An essential mechanism of heat dissipation in carbon nanotube electronics

TL;DR

This paper identifies surface phonon-polariton scattering as the primary heat dissipation mechanism in carbon nanotube electronics on polar substrates, highlighting its importance for accurate thermal management.

Contribution

It introduces a microscopic quantum model to quantify Joule losses via surface phonon-polariton scattering in nanotube devices on polar substrates.

Findings

Surface phonon-polariton scattering dominates energy dissipation.

Effective thermal coupling is 0.1-0.2 W/m.K without bare phononic coupling.

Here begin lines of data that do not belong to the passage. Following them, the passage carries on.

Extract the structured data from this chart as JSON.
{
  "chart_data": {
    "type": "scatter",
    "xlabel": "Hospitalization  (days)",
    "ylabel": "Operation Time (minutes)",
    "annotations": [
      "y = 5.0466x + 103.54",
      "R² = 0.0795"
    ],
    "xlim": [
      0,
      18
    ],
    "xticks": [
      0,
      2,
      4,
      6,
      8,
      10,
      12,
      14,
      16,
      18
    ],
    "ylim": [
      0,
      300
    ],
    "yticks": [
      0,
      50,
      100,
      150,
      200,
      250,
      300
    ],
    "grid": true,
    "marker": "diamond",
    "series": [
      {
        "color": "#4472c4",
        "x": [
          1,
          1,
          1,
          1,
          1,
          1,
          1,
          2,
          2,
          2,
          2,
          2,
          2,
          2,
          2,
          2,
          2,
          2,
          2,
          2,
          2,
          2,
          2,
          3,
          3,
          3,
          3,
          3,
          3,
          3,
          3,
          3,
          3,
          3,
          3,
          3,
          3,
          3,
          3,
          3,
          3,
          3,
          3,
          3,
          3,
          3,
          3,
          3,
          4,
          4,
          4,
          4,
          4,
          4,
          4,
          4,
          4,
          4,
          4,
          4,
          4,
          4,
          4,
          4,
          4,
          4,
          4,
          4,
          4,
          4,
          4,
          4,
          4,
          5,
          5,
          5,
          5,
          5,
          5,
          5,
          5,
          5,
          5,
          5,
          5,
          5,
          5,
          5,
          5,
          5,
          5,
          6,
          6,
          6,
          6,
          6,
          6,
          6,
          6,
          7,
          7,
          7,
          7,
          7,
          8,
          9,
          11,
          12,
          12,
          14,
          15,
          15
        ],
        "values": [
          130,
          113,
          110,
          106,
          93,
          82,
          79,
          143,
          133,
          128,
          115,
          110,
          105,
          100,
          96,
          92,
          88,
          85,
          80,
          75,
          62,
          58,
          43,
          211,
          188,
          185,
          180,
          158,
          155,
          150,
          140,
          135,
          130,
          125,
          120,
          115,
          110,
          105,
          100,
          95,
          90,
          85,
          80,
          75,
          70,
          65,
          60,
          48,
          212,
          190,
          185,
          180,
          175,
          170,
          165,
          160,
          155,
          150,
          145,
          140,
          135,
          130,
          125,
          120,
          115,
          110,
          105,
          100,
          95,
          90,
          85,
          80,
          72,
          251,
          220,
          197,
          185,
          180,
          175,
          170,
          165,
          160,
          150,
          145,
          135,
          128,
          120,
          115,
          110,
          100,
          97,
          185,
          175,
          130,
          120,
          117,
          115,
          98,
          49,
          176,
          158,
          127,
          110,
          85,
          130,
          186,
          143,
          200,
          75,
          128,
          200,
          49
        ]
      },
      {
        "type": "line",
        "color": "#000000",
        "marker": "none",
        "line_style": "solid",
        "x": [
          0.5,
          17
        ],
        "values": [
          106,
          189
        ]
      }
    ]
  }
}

The polariton mechanism significantly affects heat dissipation estimates.

Abstract

Excess heat generated in integrated circuits is one of the major problems of modern electronics. Surface phonon-polariton scattering is shown here to be the dominant mechanism for hot charge carrier energy dissipation in a nanotube device fabricated on a polar substrate, such as $SiO_2$. Using microscopic quantum models the Joule losses were calculated for the various energy dissipation channels as a function of the electric field, doping, and temperature. The polariton mechanism must be taken into account to obtain an accurate estimate of the effective thermal coupling of the non-suspended nanotube to the substrate, which was found to be 0.1-0.2 W/m.K even in the absence of the bare phononic thermal coupling.